Just as on “The Daily Show,” Black liberally prods national policy and current events, but his best material comes from neurotic observations about things few sane people would mull. In the best and most brilliant bit on the album, Black laments candy corn as the thing that “proves just how dumb we are collectively as a people.”
The more Black takes on topics such as air travel and gay marriage, however, the more the album’s biggest gaffe shows: It was recorded seven months ago, and much of it has dated. What’s more: Black’s commentary on the hypocrisy and irony within these topics — matches are allowed on airplanes, but lighters aren’t, political parties have different facts on the same subject — aren’t particularly insightful or new.
But just as often as Black recycles a few comedic clichés, he just as easily turns in the right direction.
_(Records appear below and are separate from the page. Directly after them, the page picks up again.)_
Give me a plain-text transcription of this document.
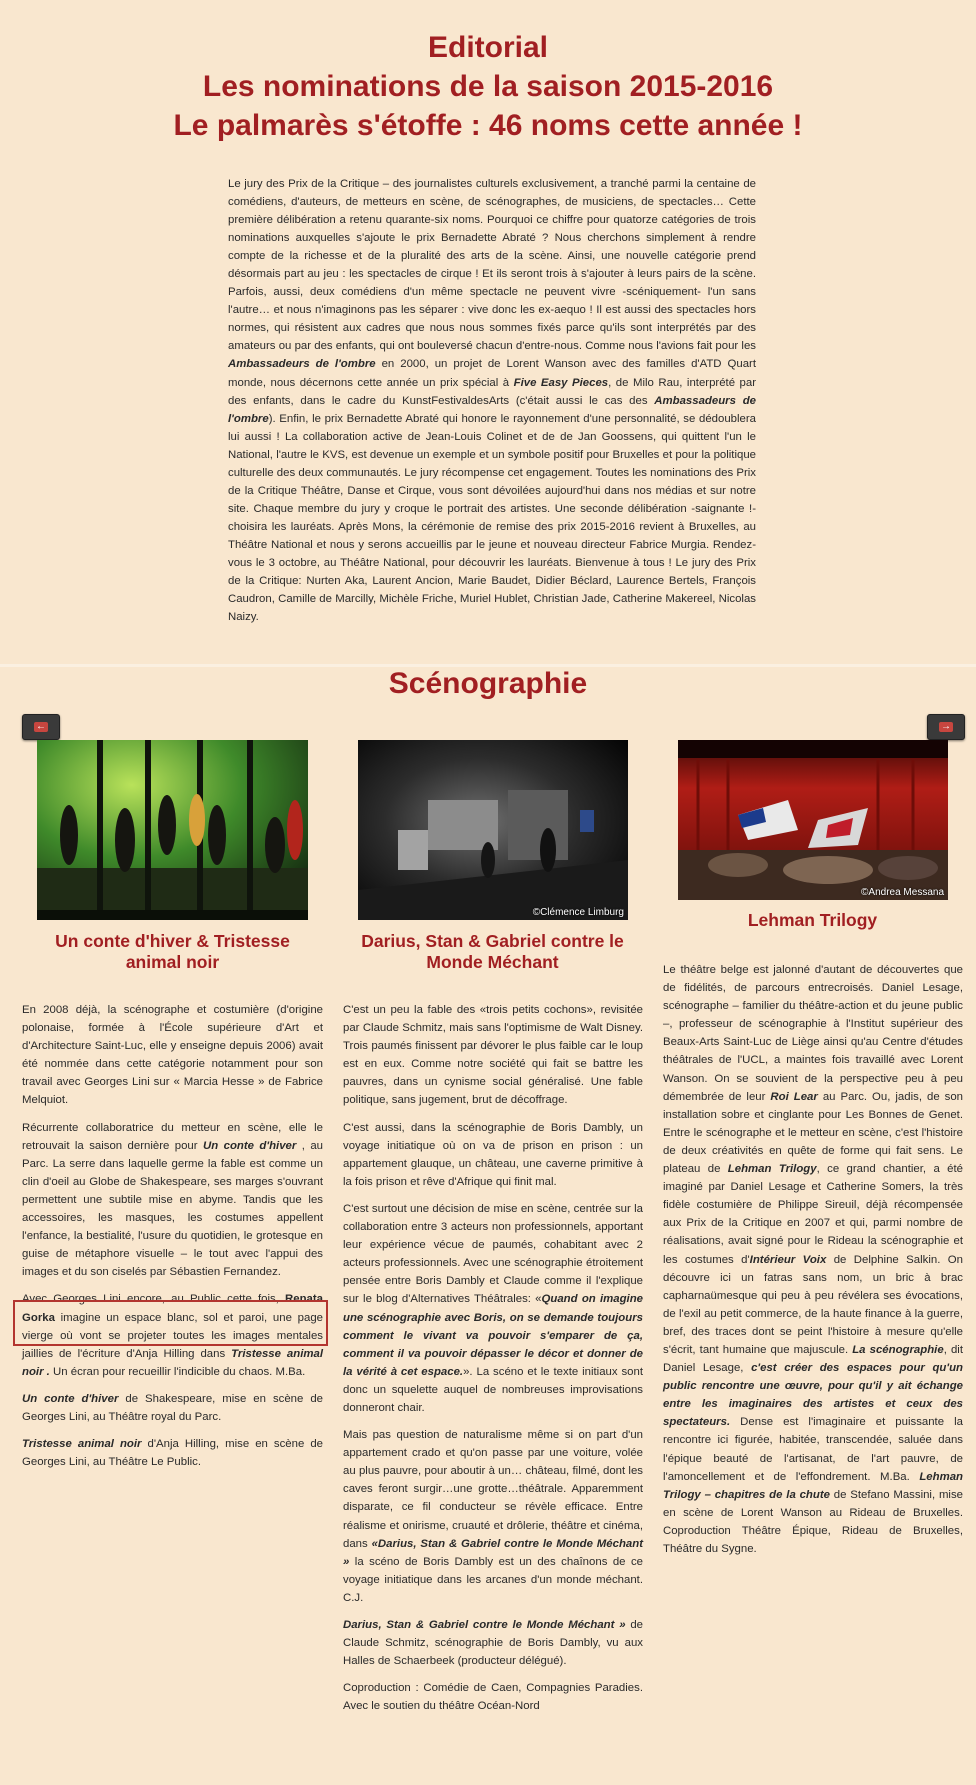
Editorial
Les nominations de la saison 2015-2016
Le palmarès s'étoffe : 46 noms cette année !
Le jury des Prix de la Critique – des journalistes culturels exclusivement, a tranché parmi la centaine de comédiens, d'auteurs, de metteurs en scène, de scénographes, de musiciens, de spectacles… Cette première délibération a retenu quarante-six noms. Pourquoi ce chiffre pour quatorze catégories de trois nominations auxquelles s'ajoute le prix Bernadette Abraté ? Nous cherchons simplement à rendre compte de la richesse et de la pluralité des arts de la scène. Ainsi, une nouvelle catégorie prend désormais part au jeu : les spectacles de cirque ! Et ils seront trois à s'ajouter à leurs pairs de la scène. Parfois, aussi, deux comédiens d'un même spectacle ne peuvent vivre -scéniquement- l'un sans l'autre… et nous n'imaginons pas les séparer : vive donc les ex-aequo ! Il est aussi des spectacles hors normes, qui résistent aux cadres que nous nous sommes fixés parce qu'ils sont interprétés par des amateurs ou par des enfants, qui ont bouleversé chacun d'entre-nous. Comme nous l'avions fait pour les Ambassadeurs de l'ombre en 2000, un projet de Lorent Wanson avec des familles d'ATD Quart monde, nous décernons cette année un prix spécial à Five Easy Pieces, de Milo Rau, interprété par des enfants, dans le cadre du KunstFestivaldesArts (c'était aussi le cas des Ambassadeurs de l'ombre). Enfin, le prix Bernadette Abraté qui honore le rayonnement d'une personnalité, se dédoublera lui aussi ! La collaboration active de Jean-Louis Colinet et de de Jan Goossens, qui quittent l'un le National, l'autre le KVS, est devenue un exemple et un symbole positif pour Bruxelles et pour la politique culturelle des deux communautés. Le jury récompense cet engagement. Toutes les nominations des Prix de la Critique Théâtre, Danse et Cirque, vous sont dévoilées aujourd'hui dans nos médias et sur notre site. Chaque membre du jury y croque le portrait des artistes. Une seconde délibération -saignante !- choisira les lauréats. Après Mons, la cérémonie de remise des prix 2015-2016 revient à Bruxelles, au Théâtre National et nous y serons accueillis par le jeune et nouveau directeur Fabrice Murgia. Rendez-vous le 3 octobre, au Théâtre National, pour découvrir les lauréats. Bienvenue à tous ! Le jury des Prix de la Critique: Nurten Aka, Laurent Ancion, Marie Baudet, Didier Béclard, Laurence Bertels, François Caudron, Camille de Marcilly, Michèle Friche, Muriel Hublet, Christian Jade, Catherine Makereel, Nicolas Naizy.
Scénographie
←	→
Un conte d'hiver & Tristesse animal noir

En 2008 déjà, la scénographe et costumière (d'origine polonaise, formée à l'École supérieure d'Art et d'Architecture Saint-Luc, elle y enseigne depuis 2006) avait été nommée dans cette catégorie notamment pour son travail avec Georges Lini sur « Marcia Hesse » de Fabrice Melquiot.

Récurrente collaboratrice du metteur en scène, elle le retrouvait la saison dernière pour Un conte d'hiver , au Parc. La serre dans laquelle germe la fable est comme un clin d'oeil au Globe de Shakespeare, ses marges s'ouvrant permettent une subtile mise en abyme. Tandis que les accessoires, les masques, les costumes appellent l'enfance, la bestialité, l'usure du quotidien, le grotesque en guise de métaphore visuelle – le tout avec l'appui des images et du son ciselés par Sébastien Fernandez.

Avec Georges Lini encore, au Public cette fois, Renata Gorka imagine un espace blanc, sol et paroi, une page vierge où vont se projeter toutes les images mentales jaillies de l'écriture d'Anja Hilling dans Tristesse animal noir . Un écran pour recueillir l'indicible du chaos. M.Ba.

Un conte d'hiver de Shakespeare, mise en scène de Georges Lini, au Théâtre royal du Parc.

Tristesse animal noir d'Anja Hilling, mise en scène de Georges Lini, au Théâtre Le Public.

©Clémence Limburg
Darius, Stan & Gabriel contre le Monde Méchant

C'est un peu la fable des «trois petits cochons», revisitée par Claude Schmitz, mais sans l'optimisme de Walt Disney. Trois paumés finissent par dévorer le plus faible car le loup est en eux. Comme notre société qui fait se battre les pauvres, dans un cynisme social généralisé. Une fable politique, sans jugement, brut de décoffrage.

C'est aussi, dans la scénographie de Boris Dambly, un voyage initiatique où on va de prison en prison : un appartement glauque, un château, une caverne primitive à la fois prison et rêve d'Afrique qui finit mal.

C'est surtout une décision de mise en scène, centrée sur la collaboration entre 3 acteurs non professionnels, apportant leur expérience vécue de paumés, cohabitant avec 2 acteurs professionnels. Avec une scénographie étroitement pensée entre Boris Dambly et Claude comme il l'explique sur le blog d'Alternatives Théâtrales: «Quand on imagine une scénographie avec Boris, on se demande toujours comment le vivant va pouvoir s'emparer de ça, comment il va pouvoir dépasser le décor et donner de la vérité à cet espace.». La scéno et le texte initiaux sont donc un squelette auquel de nombreuses improvisations donneront chair.

Mais pas question de naturalisme même si on part d'un appartement crado et qu'on passe par une voiture, volée au plus pauvre, pour aboutir à un… château, filmé, dont les caves feront surgir…une grotte…théâtrale. Apparemment disparate, ce fil conducteur se révèle efficace. Entre réalisme et onirisme, cruauté et drôlerie, théâtre et cinéma, dans «Darius, Stan & Gabriel contre le Monde Méchant » la scéno de Boris Dambly est un des chaînons de ce voyage initiatique dans les arcanes d'un monde méchant. C.J.

Darius, Stan & Gabriel contre le Monde Méchant » de Claude Schmitz, scénographie de Boris Dambly, vu aux Halles de Schaerbeek (producteur délégué).

Coproduction : Comédie de Caen, Compagnies Paradies. Avec le soutien du théâtre Océan-Nord

©Andrea Messana
Lehman Trilogy

Le théâtre belge est jalonné d'autant de découvertes que de fidélités, de parcours entrecroisés. Daniel Lesage, scénographe – familier du théâtre-action et du jeune public –, professeur de scénographie à l'Institut supérieur des Beaux-Arts Saint-Luc de Liège ainsi qu'au Centre d'études théâtrales de l'UCL, a maintes fois travaillé avec Lorent Wanson. On se souvient de la perspective peu à peu démembrée de leur Roi Lear au Parc. Ou, jadis, de son installation sobre et cinglante pour Les Bonnes de Genet. Entre le scénographe et le metteur en scène, c'est l'histoire de deux créativités en quête de forme qui fait sens. Le plateau de Lehman Trilogy, ce grand chantier, a été imaginé par Daniel Lesage et Catherine Somers, la très fidèle costumière de Philippe Sireuil, déjà récompensée aux Prix de la Critique en 2007 et qui, parmi nombre de réalisations, avait signé pour le Rideau la scénographie et les costumes d'Intérieur Voix de Delphine Salkin. On découvre ici un fatras sans nom, un bric à brac capharnaümesque qui peu à peu révélera ses évocations, de l'exil au petit commerce, de la haute finance à la guerre, bref, des traces dont se peint l'histoire à mesure qu'elle s'écrit, tant humaine que majuscule. La scénographie, dit Daniel Lesage, c'est créer des espaces pour qu'un public rencontre une œuvre, pour qu'il y ait échange entre les imaginaires des artistes et ceux des spectateurs. Dense est l'imaginaire et puissante la rencontre ici figurée, habitée, transcendée, saluée dans l'épique beauté de l'artisanat, de l'art pauvre, de l'amoncellement et de l'effondrement. M.Ba. Lehman Trilogy – chapitres de la chute de Stefano Massini, mise en scène de Lorent Wanson au Rideau de Bruxelles. Coproduction Théâtre Épique, Rideau de Bruxelles, Théâtre du Sygne.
In an overlong bit on his experience performing at the Congressional Correspondent’s Dinner, Black starts out talking about politicians with metal poles lodged in certain places but comes out with a pointed and complex conclusion about how the evening was both exalting and deflating.
Without a visual picture of Black — his hands shooting in the air in disgust, front teeth sticking out in a vengeful fury, jaws wagging in a double-take — some of the charm of his rants disappear, but not his blithe self-loathing. He can pull off “edgy” humor so it doesn’t feel like he is intentionally pushing audience buttons; it just, well, makes sense that Lewis Black, after watching Terry Schiavo coverage for days on end, would come to the conclusion that a feeding tube would be awfully convenient.
For of all Black’s Tourette’s-like paroxysms and shocking asides, he arrives fairly early at a point emblematic of both his comedy and his feelings about our mixed-up society. The truth is hard to come by these days, and the only place anyone is going to get trustworthy information is at an elementary school, he says.
Look on a schedule, and on Tuesday, the cafeteria is serving meatloaf and peas. You walk in on Tuesday, and there will be meatloaf and peas. A point like that won’t be dated for a long, long time.